FBI Special Agent in Charge, Daphne Hearn, stated, “I want to commend the work of the FBI’s Joint Terrorism Task Force (JTTF) and the U.S. Attorney’s Office, who worked countless hours to successfully investigate and prosecute this case. As demonstrated in this case, the multi-agency partnerships which make up the JTTF continue to play a critical role in the day-to-day protection of our communities and our national security.”

“Today’s sentencing underscores HSI’s commitment to aggressively investigate those who engage in or attempt to support the financing of foreign terrorist organizations,” said Nick Annan, acting Special Agent in Charge for ICE HSI in San Diego. “I commend all of our partners on the San Diego Joint Terrorism Task Force for their exhaustive efforts to dismantle the plot that aimed to provide support to terrorists who wish to harm us.”

Moalin and his co-conspirators were found guilty during a three-week trial in February. The United States presented evidence that Moalin, Mohamud, Doreh, and a fourth defendant, Ahmed Nasiri Taalil Mohamud, conspired to provide money to al Shabaab, a violent and brutal militia group that engages in suicide bombings, targets civilians for assassination, and uses improvised explosive devices. In February 2008, the U.S. Department of State formally designated al Shabaab as a foreign terrorist organization.

At trial, the jury listened to dozens of the defendants’ intercepted telephone conversations, including many between Moalin and Ayrow. In those calls, Ayrow implored Moalin to send money to al Shabaab, telling Moalin that it was “time to finance the jihad.”

Ayrow told Moalin, “You are running late with the stuff. Send some and something will happen.” Ayrow was subsequently killed in a missile strike on May 1, 2008.

According to evidence at trial, the defendants conspired to transfer the funds from San Diego to Somalia through the Shidaal Express***, a now-defunct money transmitting business in San Diego.

*** We wrote about funny-money business at the Shidaal Express here as early as 2009.  These Somali money transfer businesses are spread throughout America.

Drawing (with caption) is from this 2010 story at KPBS.
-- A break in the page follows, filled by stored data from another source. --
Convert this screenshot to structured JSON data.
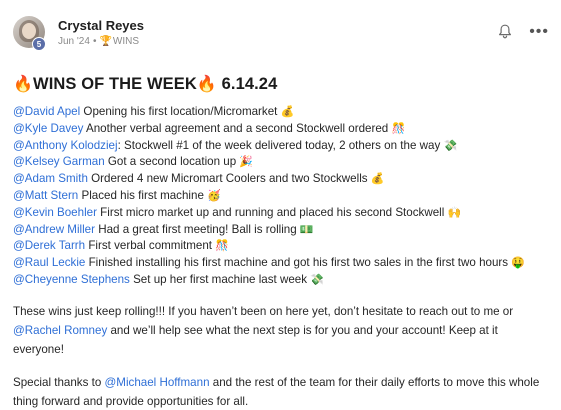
{
  "post": {
    "author": "Crystal Reyes",
    "level": "5",
    "date": "Jun '24",
    "separator": "•",
    "category_icon": "🏆",
    "category": "WINS",
    "header_icons": [
      "bell-icon",
      "more-options-icon"
    ],
    "title": {
      "emoji_left": "🔥",
      "text": "WINS OF THE WEEK",
      "emoji_right": "🔥",
      "date": "6.14.24"
    },
    "wins": [
      {
        "mention": "@David Apel",
        "text": " Opening his first location/Micromarket ",
        "emoji": "💰"
      },
      {
        "mention": "@Kyle Davey",
        "text": " Another verbal agreement and a second Stockwell ordered ",
        "emoji": "🎊"
      },
      {
        "mention": "@Anthony Kolodziej",
        "text": ": Stockwell #1 of the week delivered today, 2 others on the way ",
        "emoji": "💸"
      },
      {
        "mention": "@Kelsey Garman",
        "text": " Got a second location up ",
        "emoji": "🎉"
      },
      {
        "mention": "@Adam Smith",
        "text": " Ordered 4 new Micromart Coolers and two Stockwells ",
        "emoji": "💰"
      },
      {
        "mention": "@Matt Stern",
        "text": " Placed his first machine ",
        "emoji": "🥳"
      },
      {
        "mention": "@Kevin Boehler",
        "text": " First micro market up and running and placed his second Stockwell ",
        "emoji": "🙌"
      },
      {
        "mention": "@Andrew Miller",
        "text": " Had a great first meeting! Ball is rolling ",
        "emoji": "💵"
      },
      {
        "mention": "@Derek Tarrh",
        "text": " First verbal commitment ",
        "emoji": "🎊"
      },
      {
        "mention": "@Raul Leckie",
        "text": " Finished installing his first machine and got his first two sales in the first two hours ",
        "emoji": "🤑"
      },
      {
        "mention": "@Cheyenne Stephens",
        "text": " Set up her first machine last week ",
        "emoji": "💸"
      }
    ],
    "paragraph1": {
      "before": "These wins just keep rolling!!! If you haven’t been on here yet, don’t hesitate to reach out to me or ",
      "mention": "@Rachel Romney",
      "after": " and we’ll help see what the next step is for you and your account! Keep at it everyone!"
    },
    "paragraph2": {
      "before": "Special thanks to ",
      "mention": "@Michael Hoffmann",
      "after": " and the rest of the team for their daily efforts to move this whole thing forward and provide opportunities for all."
    },
    "colors": {
      "mention": "#2f6fd6",
      "text": "#262626",
      "meta": "#8a8a8a",
      "level_badge": "#5b6ea8"
    }
  }
}
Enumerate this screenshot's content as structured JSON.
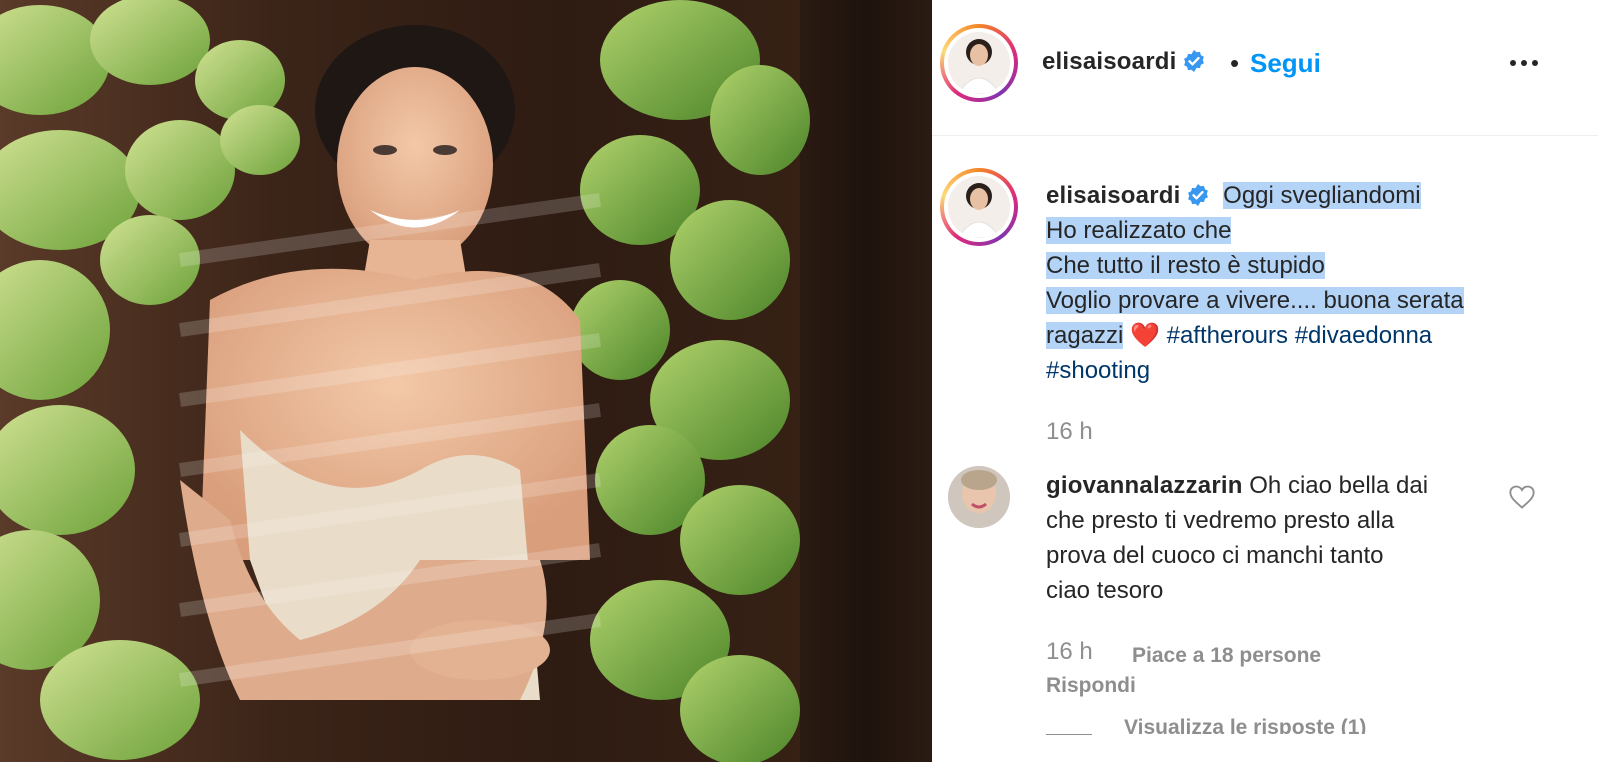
{
  "post": {
    "username": "elisaisoardi",
    "follow_label": "Segui",
    "dot": "•"
  },
  "caption": {
    "username": "elisaisoardi",
    "line1": "Oggi svegliandomi",
    "line2": "Ho realizzato che",
    "line3": "Che tutto il resto è stupido",
    "line4": "Voglio provare a vivere.... buona serata",
    "line5a": "ragazzi",
    "heart": "❤️",
    "hashtags": [
      "#aftherours",
      "#divaedonna",
      "#shooting"
    ],
    "time": "16 h"
  },
  "comment": {
    "username": "giovannalazzarin",
    "text1": "Oh ciao bella dai",
    "text2": "che presto ti vedremo presto alla",
    "text3": "prova del cuoco ci manchi tanto",
    "text4": "ciao tesoro",
    "time": "16 h",
    "likes": "Piace a 18 persone",
    "reply": "Rispondi",
    "view_replies": "Visualizza le risposte (1)"
  },
  "colors": {
    "accent": "#0095f6",
    "verified": "#3897f0",
    "hashtag": "#00376b",
    "muted": "#8e8e8e",
    "selection": "#b4d4f7"
  }
}
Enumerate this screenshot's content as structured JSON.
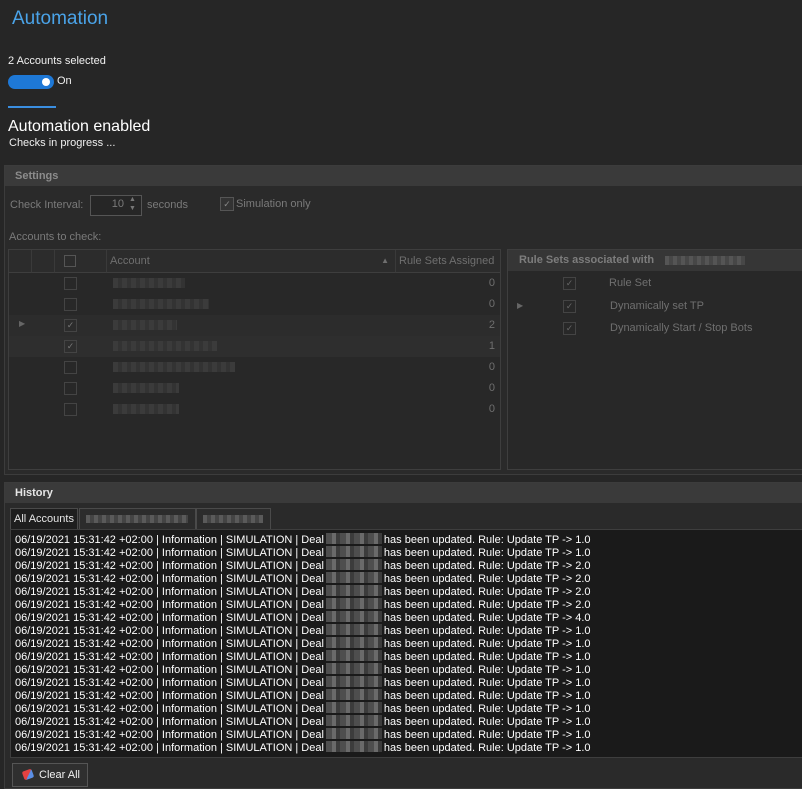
{
  "page": {
    "title": "Automation"
  },
  "selection": {
    "text": "2 Accounts selected"
  },
  "toggle": {
    "label": "On",
    "state": "on"
  },
  "status": {
    "title": "Automation enabled",
    "subtitle": "Checks in progress ..."
  },
  "settings": {
    "header": "Settings",
    "check_interval_label": "Check Interval:",
    "check_interval_value": "10",
    "seconds_label": "seconds",
    "simulation_label": "Simulation only",
    "simulation_checked": true,
    "accounts_label": "Accounts to check:"
  },
  "accounts_grid": {
    "columns": [
      "Account",
      "Rule Sets Assigned"
    ],
    "rows": [
      {
        "checked": false,
        "assigned": "0"
      },
      {
        "checked": false,
        "assigned": "0"
      },
      {
        "checked": true,
        "assigned": "2"
      },
      {
        "checked": true,
        "assigned": "1"
      },
      {
        "checked": false,
        "assigned": "0"
      },
      {
        "checked": false,
        "assigned": "0"
      },
      {
        "checked": false,
        "assigned": "0"
      }
    ]
  },
  "rule_sets": {
    "header": "Rule Sets associated with",
    "column": "Rule Set",
    "rows": [
      {
        "checked": true,
        "name": "Dynamically set TP"
      },
      {
        "checked": true,
        "name": "Dynamically Start / Stop Bots"
      }
    ]
  },
  "history": {
    "header": "History",
    "tabs": [
      {
        "label": "All Accounts"
      }
    ],
    "log_prefix": "06/19/2021 15:31:42 +02:00 | Information | SIMULATION | Deal",
    "log_suffixes": [
      "has been updated. Rule: Update TP -> 1.0",
      "has been updated. Rule: Update TP -> 1.0",
      "has been updated. Rule: Update TP -> 2.0",
      "has been updated. Rule: Update TP -> 2.0",
      "has been updated. Rule: Update TP -> 2.0",
      "has been updated. Rule: Update TP -> 2.0",
      "has been updated. Rule: Update TP -> 4.0",
      "has been updated. Rule: Update TP -> 1.0",
      "has been updated. Rule: Update TP -> 1.0",
      "has been updated. Rule: Update TP -> 1.0",
      "has been updated. Rule: Update TP -> 1.0",
      "has been updated. Rule: Update TP -> 1.0",
      "has been updated. Rule: Update TP -> 1.0",
      "has been updated. Rule: Update TP -> 1.0",
      "has been updated. Rule: Update TP -> 1.0",
      "has been updated. Rule: Update TP -> 1.0",
      "has been updated. Rule: Update TP -> 1.0"
    ],
    "clear_label": "Clear All"
  },
  "colors": {
    "accent": "#4aa3e8",
    "toggle_on": "#1e78d6",
    "background": "#262626"
  }
}
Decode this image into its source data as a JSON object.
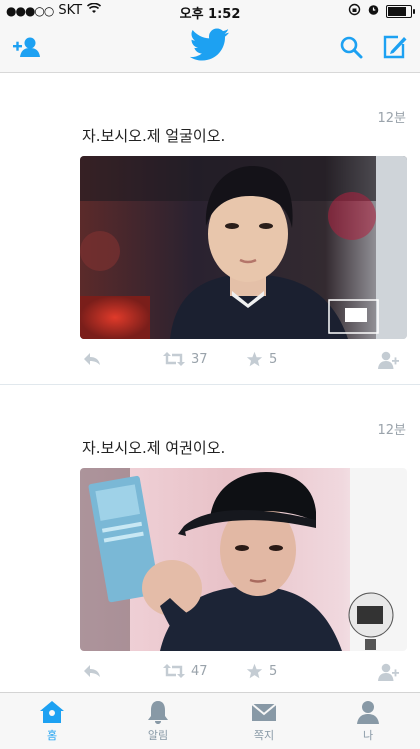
{
  "status_bar": {
    "signal": "●●●○○",
    "carrier": "SKT",
    "time": "오후 1:52",
    "battery_level": 0.85
  },
  "nav": {
    "icons": [
      "add-user-icon",
      "twitter-bird-icon",
      "search-icon",
      "compose-icon"
    ],
    "accent": "#1da1f2"
  },
  "tweets": [
    {
      "time": "12분",
      "text": "자.보시오.제 얼굴이오.",
      "retweets": "37",
      "likes": "5"
    },
    {
      "time": "12분",
      "text": "자.보시오.제 여권이오.",
      "retweets": "47",
      "likes": "5"
    }
  ],
  "tabs": [
    {
      "label": "홈",
      "icon": "home-icon",
      "active": true
    },
    {
      "label": "알림",
      "icon": "bell-icon",
      "active": false
    },
    {
      "label": "쪽지",
      "icon": "envelope-icon",
      "active": false
    },
    {
      "label": "나",
      "icon": "person-icon",
      "active": false
    }
  ]
}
For more on how we came to have so many Somali refugees, see this 2008 post.

One final thought and I should have said it yesterday in the post about Iraqi terrorists in the US:  long term the greatest threat to our way of life is not the isolated Islamic terrorist sneaking in, but the cultural and societal changes that a growing population of Muslims will bring to America which we often refer to as the quiet Jihad.